The antirealist, anti-functionalist, anti-physicalist panpsychic neodualists—Chalmers (1995, 1996, 2002), Clark (1999), Strawson (1994, 2006), Nagel (1979), Jackson (1982)—argue that consciousness, human or divine, cannot, in principle, be grasped by realist, functionalist, emergentist attempts to reduce it to physical structures and functions of the merely physical human organism. Here, the “explanatory gap” between subjective mental/emotional/spiritual experience, and any purely physical substrate cannot, in principle, be closed. This amounts to a refutation of the prevailing scientific orthodoxy of the monistic ontology of Physicalism/‌Materialism.

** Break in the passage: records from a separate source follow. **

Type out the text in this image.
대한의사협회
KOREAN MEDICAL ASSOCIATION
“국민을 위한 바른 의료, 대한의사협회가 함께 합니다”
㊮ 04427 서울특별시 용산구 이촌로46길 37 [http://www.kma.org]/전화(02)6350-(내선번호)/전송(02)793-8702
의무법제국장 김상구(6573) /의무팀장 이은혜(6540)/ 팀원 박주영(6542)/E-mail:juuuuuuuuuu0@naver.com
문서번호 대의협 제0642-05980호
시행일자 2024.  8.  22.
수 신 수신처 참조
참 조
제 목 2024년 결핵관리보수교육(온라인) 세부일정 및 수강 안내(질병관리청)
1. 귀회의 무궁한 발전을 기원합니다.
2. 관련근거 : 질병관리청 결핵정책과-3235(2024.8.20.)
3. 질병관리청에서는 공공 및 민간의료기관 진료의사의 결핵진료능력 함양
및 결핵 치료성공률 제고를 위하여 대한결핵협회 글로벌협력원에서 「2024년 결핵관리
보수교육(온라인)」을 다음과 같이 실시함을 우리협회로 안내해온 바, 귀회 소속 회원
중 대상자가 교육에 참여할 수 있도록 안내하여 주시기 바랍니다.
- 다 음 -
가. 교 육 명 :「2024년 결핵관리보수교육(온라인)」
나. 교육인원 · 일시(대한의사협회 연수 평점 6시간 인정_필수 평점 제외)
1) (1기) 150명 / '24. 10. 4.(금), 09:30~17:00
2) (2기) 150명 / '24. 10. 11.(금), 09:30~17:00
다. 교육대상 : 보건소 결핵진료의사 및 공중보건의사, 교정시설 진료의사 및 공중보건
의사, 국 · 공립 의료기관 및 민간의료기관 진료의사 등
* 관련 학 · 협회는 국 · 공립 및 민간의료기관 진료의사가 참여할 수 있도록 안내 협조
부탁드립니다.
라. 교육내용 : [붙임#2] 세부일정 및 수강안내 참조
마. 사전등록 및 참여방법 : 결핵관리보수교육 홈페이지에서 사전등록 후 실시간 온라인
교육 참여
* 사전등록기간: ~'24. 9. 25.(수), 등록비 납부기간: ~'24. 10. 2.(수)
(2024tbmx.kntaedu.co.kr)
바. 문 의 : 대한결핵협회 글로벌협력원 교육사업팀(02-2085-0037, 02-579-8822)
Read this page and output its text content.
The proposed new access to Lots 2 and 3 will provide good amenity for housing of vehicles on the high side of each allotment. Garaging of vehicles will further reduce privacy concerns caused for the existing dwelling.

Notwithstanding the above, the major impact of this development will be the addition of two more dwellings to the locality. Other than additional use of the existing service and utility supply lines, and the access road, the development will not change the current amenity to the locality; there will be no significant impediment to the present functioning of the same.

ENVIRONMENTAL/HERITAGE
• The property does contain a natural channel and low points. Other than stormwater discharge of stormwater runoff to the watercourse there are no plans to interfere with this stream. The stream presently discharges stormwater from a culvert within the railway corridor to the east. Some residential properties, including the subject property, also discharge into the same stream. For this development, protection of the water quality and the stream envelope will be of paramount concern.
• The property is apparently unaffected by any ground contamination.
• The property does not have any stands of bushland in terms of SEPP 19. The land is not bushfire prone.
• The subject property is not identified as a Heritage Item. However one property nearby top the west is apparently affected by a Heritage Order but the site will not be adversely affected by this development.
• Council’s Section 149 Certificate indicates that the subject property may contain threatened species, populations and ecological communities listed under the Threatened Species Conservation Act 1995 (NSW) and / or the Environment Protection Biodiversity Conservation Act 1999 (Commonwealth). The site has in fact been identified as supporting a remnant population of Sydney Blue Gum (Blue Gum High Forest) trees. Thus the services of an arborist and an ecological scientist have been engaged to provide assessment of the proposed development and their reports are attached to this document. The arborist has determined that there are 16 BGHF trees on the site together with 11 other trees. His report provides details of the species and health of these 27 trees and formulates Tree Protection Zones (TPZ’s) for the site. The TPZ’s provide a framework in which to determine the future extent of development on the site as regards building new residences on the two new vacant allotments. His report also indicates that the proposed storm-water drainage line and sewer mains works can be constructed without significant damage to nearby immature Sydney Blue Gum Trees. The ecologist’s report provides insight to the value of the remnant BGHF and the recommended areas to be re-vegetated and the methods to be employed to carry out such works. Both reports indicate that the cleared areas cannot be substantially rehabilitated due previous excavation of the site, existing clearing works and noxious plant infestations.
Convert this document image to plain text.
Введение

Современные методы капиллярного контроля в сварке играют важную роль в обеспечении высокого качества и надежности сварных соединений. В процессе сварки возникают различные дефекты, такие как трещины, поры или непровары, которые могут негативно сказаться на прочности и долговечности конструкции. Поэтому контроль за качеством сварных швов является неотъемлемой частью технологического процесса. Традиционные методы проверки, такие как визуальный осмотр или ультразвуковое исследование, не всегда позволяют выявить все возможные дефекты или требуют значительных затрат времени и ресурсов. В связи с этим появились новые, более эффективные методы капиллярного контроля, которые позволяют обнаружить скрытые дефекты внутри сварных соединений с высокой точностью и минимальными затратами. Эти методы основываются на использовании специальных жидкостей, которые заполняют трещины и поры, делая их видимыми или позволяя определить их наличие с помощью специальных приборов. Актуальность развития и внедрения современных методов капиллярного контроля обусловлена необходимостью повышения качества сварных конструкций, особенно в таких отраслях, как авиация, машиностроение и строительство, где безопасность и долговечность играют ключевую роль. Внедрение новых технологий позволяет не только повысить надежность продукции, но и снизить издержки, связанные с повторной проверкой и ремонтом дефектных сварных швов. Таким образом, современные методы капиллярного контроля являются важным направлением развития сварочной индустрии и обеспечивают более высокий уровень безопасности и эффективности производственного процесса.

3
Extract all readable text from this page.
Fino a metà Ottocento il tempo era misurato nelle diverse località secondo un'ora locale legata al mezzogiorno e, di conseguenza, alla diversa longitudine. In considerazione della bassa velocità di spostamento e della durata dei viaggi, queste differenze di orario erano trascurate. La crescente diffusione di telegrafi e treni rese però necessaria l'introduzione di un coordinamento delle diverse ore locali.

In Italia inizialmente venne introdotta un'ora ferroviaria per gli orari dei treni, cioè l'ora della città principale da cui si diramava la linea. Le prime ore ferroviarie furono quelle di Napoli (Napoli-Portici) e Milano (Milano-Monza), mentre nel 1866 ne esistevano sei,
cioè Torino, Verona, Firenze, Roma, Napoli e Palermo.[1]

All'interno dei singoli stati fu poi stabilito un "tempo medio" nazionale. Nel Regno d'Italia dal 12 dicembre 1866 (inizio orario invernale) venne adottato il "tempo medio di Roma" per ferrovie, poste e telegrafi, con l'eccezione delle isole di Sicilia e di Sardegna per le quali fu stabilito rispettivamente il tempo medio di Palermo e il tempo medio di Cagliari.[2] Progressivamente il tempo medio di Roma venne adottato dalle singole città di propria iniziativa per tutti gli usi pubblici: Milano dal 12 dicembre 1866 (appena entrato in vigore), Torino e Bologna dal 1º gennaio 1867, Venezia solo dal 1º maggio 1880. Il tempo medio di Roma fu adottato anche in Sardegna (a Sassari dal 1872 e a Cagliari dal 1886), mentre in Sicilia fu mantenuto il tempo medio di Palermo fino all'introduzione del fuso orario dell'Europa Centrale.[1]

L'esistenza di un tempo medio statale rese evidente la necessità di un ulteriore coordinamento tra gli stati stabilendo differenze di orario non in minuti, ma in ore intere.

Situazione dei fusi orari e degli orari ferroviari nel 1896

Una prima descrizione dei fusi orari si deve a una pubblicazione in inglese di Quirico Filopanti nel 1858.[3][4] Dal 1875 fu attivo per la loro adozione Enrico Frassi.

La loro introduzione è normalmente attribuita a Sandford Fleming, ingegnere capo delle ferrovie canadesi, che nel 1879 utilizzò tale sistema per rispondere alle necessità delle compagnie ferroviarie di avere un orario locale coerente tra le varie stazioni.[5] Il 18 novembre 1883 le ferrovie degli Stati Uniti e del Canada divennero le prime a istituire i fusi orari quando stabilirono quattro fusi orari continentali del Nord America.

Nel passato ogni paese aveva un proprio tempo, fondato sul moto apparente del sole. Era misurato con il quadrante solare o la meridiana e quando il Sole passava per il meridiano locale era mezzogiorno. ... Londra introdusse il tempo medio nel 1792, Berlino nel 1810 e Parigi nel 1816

Indeed, risky metaphysics in a world whose high cultural persuasion is the scientific manifesto of mechanistic Scientific Materialism (Scientism). (Funding caveat: don’t try if it’s non-materialist, non-Standard Model research.)

Hence, neodualist, proto-idealist, panpsychic theories are anti-physicalist, and therefore may be construed as non-reductionist, even anti-theory arguments for the non-physical, immaterial, idealist nature of consciousness/‌mind. Such ontological Idealism—West or East—is anathema in contemporary science and philosophy of mind. This anti-realist, anti-physicalist real work represents a brave new cognitive world in consciousness studies (davidpaulboaz.org, “The Problem and the Opportunity of Consciousness”).